Моя пьеса для альфа-ритмов («Музыка для исполнителя соло». — «РР») появилась так: один ученый предложил мне усилитель для мозговых волн. А вот к синтезатору РСА (RCA) в академии Милтона Бэббита нам не дали приблизиться. Но у него и звук очень скучный. Поэтому я лучше использую чайник или то, что найду под ногами, чем сделаю пьесу в студии с генерацией звука на компьютере! Кстати, у меня чайник исполняет «Битлз» и делает звук нереальным. Мне нравится, что это вовлекает слушателей, создает контекст. Многие мои друзья писали сложную электронику, но мне кажется, что это больше про науку, чем... (Люсье замолкает — не может подобрать слово. — «РР»). В любом случае мне очень повезло найти все эти вещи в музыке.

«Однажды я читал книжку о летучих мышах, дельфинах и эхолокации. А потом пошел в бар и разговорился за пивом с одним парнем, сказал, что хотел бы сымитировать летучих мышей, эхо. А он мне и говорит: я работаю на компанию, которая делает эхолокаторы»

Про собственную музыку


У меня другая музыка. Без мелодий. Без контраста. Помню, Ла Монте Янг сказал мне однажды: паузы для контраста сочинять не очень трудно. Пьеса для терменвокса, которую я написал для фестиваля, — на одной громкости, в ней ничего не происходит, все одинаковое… Я думаю, что нужно просто вслушиваться. Сложно это объяснить. Вы понимаете, о чем я?

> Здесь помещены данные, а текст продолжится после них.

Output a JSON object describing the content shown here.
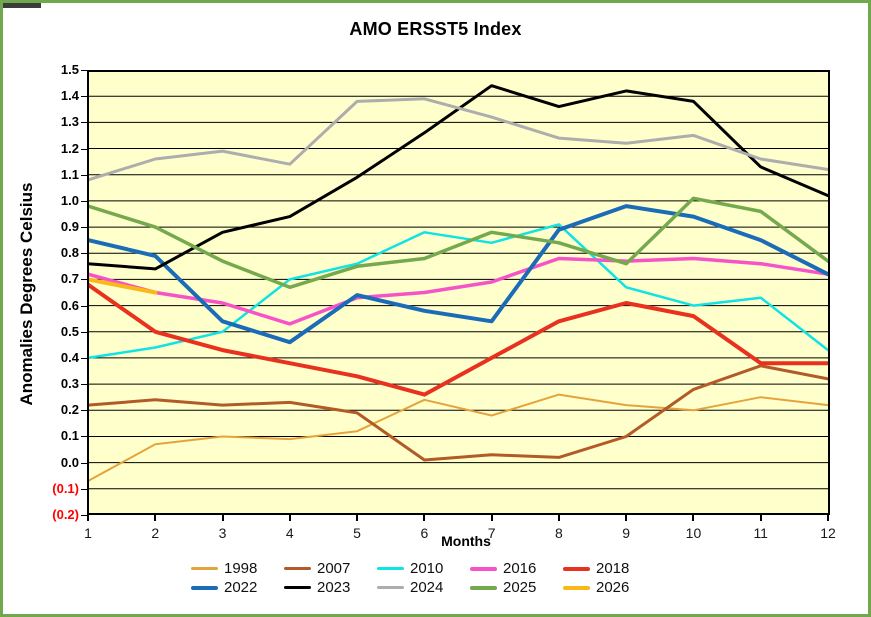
{
  "title": "AMO ERSST5 Index",
  "window": {
    "border_color": "#6FA84D",
    "background_color": "#FFFFFF"
  },
  "chart_data": {
    "type": "line",
    "title": "AMO ERSST5 Index",
    "xlabel": "Months",
    "ylabel": "Anomalies Degrees Celsius",
    "plot_background": "#FFFFCC",
    "gridline_color": "#000000",
    "grid": "horizontal, every 0.1",
    "legend_position": "bottom",
    "ylim": [
      -0.2,
      1.5
    ],
    "negative_tick_color": "#FF0000",
    "y_tick_labels": [
      "1.5",
      "1.4",
      "1.3",
      "1.2",
      "1.1",
      "1.0",
      "0.9",
      "0.8",
      "0.7",
      "0.6",
      "0.5",
      "0.4",
      "0.3",
      "0.2",
      "0.1",
      "0.0",
      "(0.1)",
      "(0.2)"
    ],
    "y_tick_values": [
      1.5,
      1.4,
      1.3,
      1.2,
      1.1,
      1.0,
      0.9,
      0.8,
      0.7,
      0.6,
      0.5,
      0.4,
      0.3,
      0.2,
      0.1,
      0.0,
      -0.1,
      -0.2
    ],
    "x": [
      1,
      2,
      3,
      4,
      5,
      6,
      7,
      8,
      9,
      10,
      11,
      12
    ],
    "x_tick_labels": [
      "1",
      "2",
      "3",
      "4",
      "5",
      "6",
      "7",
      "8",
      "9",
      "10",
      "11",
      "12"
    ],
    "series": [
      {
        "name": "1998",
        "color": "#E5A33C",
        "width": 2,
        "values": [
          -0.07,
          0.07,
          0.1,
          0.09,
          0.12,
          0.24,
          0.18,
          0.26,
          0.22,
          0.2,
          0.25,
          0.22
        ]
      },
      {
        "name": "2007",
        "color": "#B25B28",
        "width": 3,
        "values": [
          0.22,
          0.24,
          0.22,
          0.23,
          0.19,
          0.01,
          0.03,
          0.02,
          0.1,
          0.28,
          0.37,
          0.32
        ]
      },
      {
        "name": "2010",
        "color": "#0FE3E3",
        "width": 2.5,
        "values": [
          0.4,
          0.44,
          0.5,
          0.7,
          0.76,
          0.88,
          0.84,
          0.91,
          0.67,
          0.6,
          0.63,
          0.43
        ]
      },
      {
        "name": "2016",
        "color": "#F653C8",
        "width": 3.5,
        "values": [
          0.72,
          0.65,
          0.61,
          0.53,
          0.63,
          0.65,
          0.69,
          0.78,
          0.77,
          0.78,
          0.76,
          0.72
        ]
      },
      {
        "name": "2018",
        "color": "#E8311E",
        "width": 4,
        "values": [
          0.68,
          0.5,
          0.43,
          0.38,
          0.33,
          0.26,
          0.4,
          0.54,
          0.61,
          0.56,
          0.38,
          0.38
        ]
      },
      {
        "name": "2022",
        "color": "#1B6CB8",
        "width": 4,
        "values": [
          0.85,
          0.79,
          0.54,
          0.46,
          0.64,
          0.58,
          0.54,
          0.89,
          0.98,
          0.94,
          0.85,
          0.72
        ]
      },
      {
        "name": "2023",
        "color": "#000000",
        "width": 3,
        "values": [
          0.76,
          0.74,
          0.88,
          0.94,
          1.09,
          1.26,
          1.44,
          1.36,
          1.42,
          1.38,
          1.13,
          1.02
        ]
      },
      {
        "name": "2024",
        "color": "#ADADAD",
        "width": 3,
        "values": [
          1.08,
          1.16,
          1.19,
          1.14,
          1.38,
          1.39,
          1.32,
          1.24,
          1.22,
          1.25,
          1.16,
          1.12
        ]
      },
      {
        "name": "2025",
        "color": "#74A94D",
        "width": 3.5,
        "values": [
          0.98,
          0.9,
          0.77,
          0.67,
          0.75,
          0.78,
          0.88,
          0.84,
          0.76,
          1.01,
          0.96,
          0.77
        ]
      },
      {
        "name": "2026",
        "color": "#FBB917",
        "width": 4,
        "values": [
          0.7,
          0.65
        ]
      }
    ]
  }
}
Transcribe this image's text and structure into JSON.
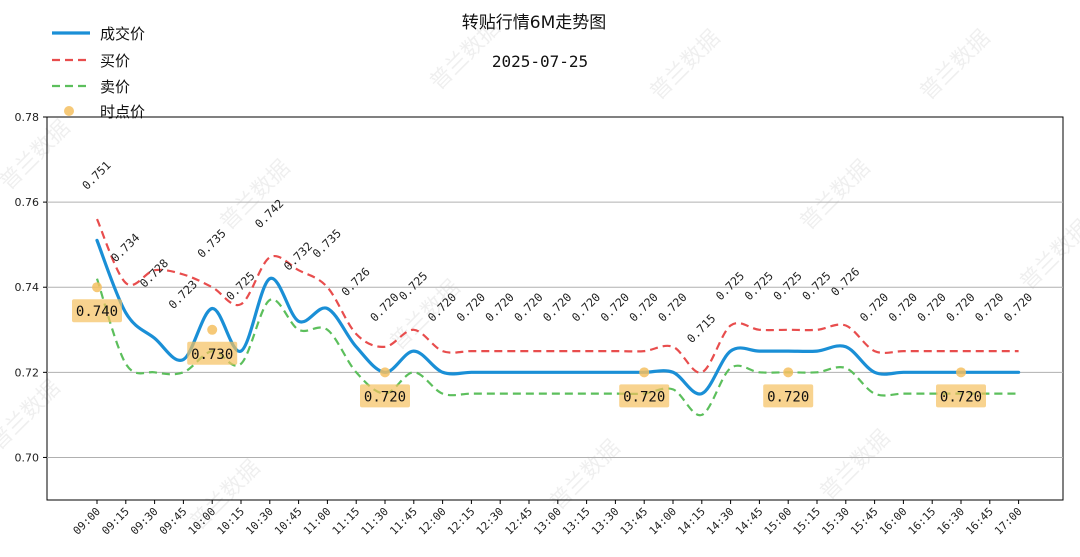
{
  "chart_data": {
    "type": "line",
    "title": "转贴行情6M走势图",
    "subtitle": "2025-07-25",
    "watermark": "普兰数据",
    "ylim": [
      0.69,
      0.78
    ],
    "yticks": [
      "0.70",
      "0.72",
      "0.74",
      "0.76",
      "0.78"
    ],
    "ytick_values": [
      0.7,
      0.72,
      0.74,
      0.76,
      0.78
    ],
    "grid": "horizontal",
    "legend_position": "top-left",
    "categories": [
      "09:00",
      "09:15",
      "09:30",
      "09:45",
      "10:00",
      "10:15",
      "10:30",
      "10:45",
      "11:00",
      "11:15",
      "11:30",
      "11:45",
      "12:00",
      "12:15",
      "12:30",
      "12:45",
      "13:00",
      "13:15",
      "13:30",
      "13:45",
      "14:00",
      "14:15",
      "14:30",
      "14:45",
      "15:00",
      "15:15",
      "15:30",
      "15:45",
      "16:00",
      "16:15",
      "16:30",
      "16:45",
      "17:00"
    ],
    "series": [
      {
        "name": "成交价",
        "color": "#1a8fd6",
        "style": "solid",
        "values": [
          0.751,
          0.734,
          0.728,
          0.723,
          0.735,
          0.725,
          0.742,
          0.732,
          0.735,
          0.726,
          0.72,
          0.725,
          0.72,
          0.72,
          0.72,
          0.72,
          0.72,
          0.72,
          0.72,
          0.72,
          0.72,
          0.715,
          0.725,
          0.725,
          0.725,
          0.725,
          0.726,
          0.72,
          0.72,
          0.72,
          0.72,
          0.72,
          0.72
        ]
      },
      {
        "name": "买价",
        "color": "#e84d4d",
        "style": "dashed",
        "values": [
          0.756,
          0.741,
          0.744,
          0.743,
          0.74,
          0.736,
          0.747,
          0.744,
          0.74,
          0.729,
          0.726,
          0.73,
          0.725,
          0.725,
          0.725,
          0.725,
          0.725,
          0.725,
          0.725,
          0.725,
          0.726,
          0.72,
          0.731,
          0.73,
          0.73,
          0.73,
          0.731,
          0.725,
          0.725,
          0.725,
          0.725,
          0.725,
          0.725
        ]
      },
      {
        "name": "卖价",
        "color": "#5cbf5c",
        "style": "dashed",
        "values": [
          0.742,
          0.722,
          0.72,
          0.72,
          0.725,
          0.722,
          0.737,
          0.73,
          0.73,
          0.72,
          0.715,
          0.72,
          0.715,
          0.715,
          0.715,
          0.715,
          0.715,
          0.715,
          0.715,
          0.715,
          0.716,
          0.71,
          0.721,
          0.72,
          0.72,
          0.72,
          0.721,
          0.715,
          0.715,
          0.715,
          0.715,
          0.715,
          0.715
        ]
      }
    ],
    "data_labels": [
      "0.751",
      "0.734",
      "0.728",
      "0.723",
      "0.735",
      "0.725",
      "0.742",
      "0.732",
      "0.735",
      "0.726",
      "0.720",
      "0.725",
      "0.720",
      "0.720",
      "0.720",
      "0.720",
      "0.720",
      "0.720",
      "0.720",
      "0.720",
      "0.720",
      "0.715",
      "0.725",
      "0.725",
      "0.725",
      "0.725",
      "0.726",
      "0.720",
      "0.720",
      "0.720",
      "0.720",
      "0.720",
      "0.720"
    ],
    "point_series": {
      "name": "时点价",
      "color": "#f5c060",
      "points": [
        {
          "x": "09:00",
          "y": 0.74,
          "label": "0.740"
        },
        {
          "x": "10:00",
          "y": 0.73,
          "label": "0.730"
        },
        {
          "x": "11:30",
          "y": 0.72,
          "label": "0.720"
        },
        {
          "x": "13:45",
          "y": 0.72,
          "label": "0.720"
        },
        {
          "x": "15:00",
          "y": 0.72,
          "label": "0.720"
        },
        {
          "x": "16:30",
          "y": 0.72,
          "label": "0.720"
        }
      ]
    }
  }
}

Про успех и коммерциализацию музыки

Когда я говорю: «Я должен это сделать», — моя жена всегда отвечает: «Элвин, забудь про все эти "должен". Мы не всегда что-то должны». Некоторые люди занимаются коммерческой музыкой. Стив Райх хотел выйти на более широкую аудиторию, поэтому он замедлил свою музыку и говорил, что его музыка — это танец для пальцев ног, а Кейдж — это танцевальная музыка, но никто не хочет ее танцевать. Под мою музыку люди хотят танцевать, и я им отвечаю: «Что ж, если хочется, то можно». В каком-то смысле я бы хотел этого, но не уверен, насколько это совместимо с моими идеями… Знаете, я до сих пор шокирован тем, что чем старше я становился, тем больше меня начинали принимать и приглашать в мои 60, 70, 80 лет (Люсье родился в 1931 году. — «РР»). Однажды я исполнял «Я сижу в комнате» в Массачусетском технологическом институте, и когда я спускался со сцены, мальчишка 11 лет сказал: «Это так клево!». А потом он сделал свою версию. Представьте, детский голос говорит: «Я сижу в комнате…» Это же прекрасно! Думаю, чудесно, что дети уже в таком возрасте любят мою музыку. Как правило, в 11 лет дети не любят того, что делают старики.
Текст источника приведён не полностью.